Pourtant, l'action marchait, au milieu de ces folies. Vulcain, en garçon chic, tout de jaune
habillé, ganté de jaune, un monocle fiché dans l'oeil, courait toujours après Vénus, qui arrivait
enfin en Poissarde, un mouchoir sur la tête, la gorge débordante, couverte de gros bijoux d'or.

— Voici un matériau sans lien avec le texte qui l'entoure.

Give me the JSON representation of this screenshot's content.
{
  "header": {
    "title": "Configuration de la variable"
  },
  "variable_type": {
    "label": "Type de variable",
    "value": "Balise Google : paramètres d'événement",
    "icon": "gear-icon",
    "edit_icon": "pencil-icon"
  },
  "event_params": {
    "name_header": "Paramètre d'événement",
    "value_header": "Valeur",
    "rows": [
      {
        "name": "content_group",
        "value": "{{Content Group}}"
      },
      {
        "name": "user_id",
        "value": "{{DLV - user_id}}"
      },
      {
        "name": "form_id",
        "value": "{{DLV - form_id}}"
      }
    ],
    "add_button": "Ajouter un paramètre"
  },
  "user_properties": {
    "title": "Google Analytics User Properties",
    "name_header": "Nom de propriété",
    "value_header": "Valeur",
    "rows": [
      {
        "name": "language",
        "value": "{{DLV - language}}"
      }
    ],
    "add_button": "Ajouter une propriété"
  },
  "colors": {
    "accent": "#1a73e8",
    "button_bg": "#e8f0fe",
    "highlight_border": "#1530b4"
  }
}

Nana était si blanche et si grasse, si nature dans ce personnage fort des hanches et de la
gueule, que tout de suite elle gagna la salle entière. On en oublia Rose Mignon, un délicieux
Bébé, avec un bourrelet d'osier et une courte robe de mousseline, qui venait de soupirer les
plaintes de Diane d'une voix charmante. L'autre, cette grosse fille qui se tapait sur les cuisses,
qui gloussait comme une poule, dégageait autour d'elle une odeur de vie, une toute-puissance
de femme, dont le public se grisait. Dès ce second acte, tout lui fut permis, se tenir mal en
scène, ne pas chanter une note juste, manquer de mémoire; elle n'avait qu'à se tourner et à
rire, pour enlever les bravos. Quand elle donnait son fameux coup de hanche, l'orchestre
s'allumait, une chaleur montait de galerie en galerie jusqu'au cintre. Aussi fut-ce un triomphe,
lorsqu'elle mena le bastringue. Elle était là chez elle, le poing à la taille, asseyant Vénus dans
le ruisseau, au bord du trottoir. Et la musique semblait faite pour sa voix faubourienne, une
musique de mirliton, un retour de foire de Saint-Cloud, avec des éternuements de clarinette et
des gambades de petite flûte.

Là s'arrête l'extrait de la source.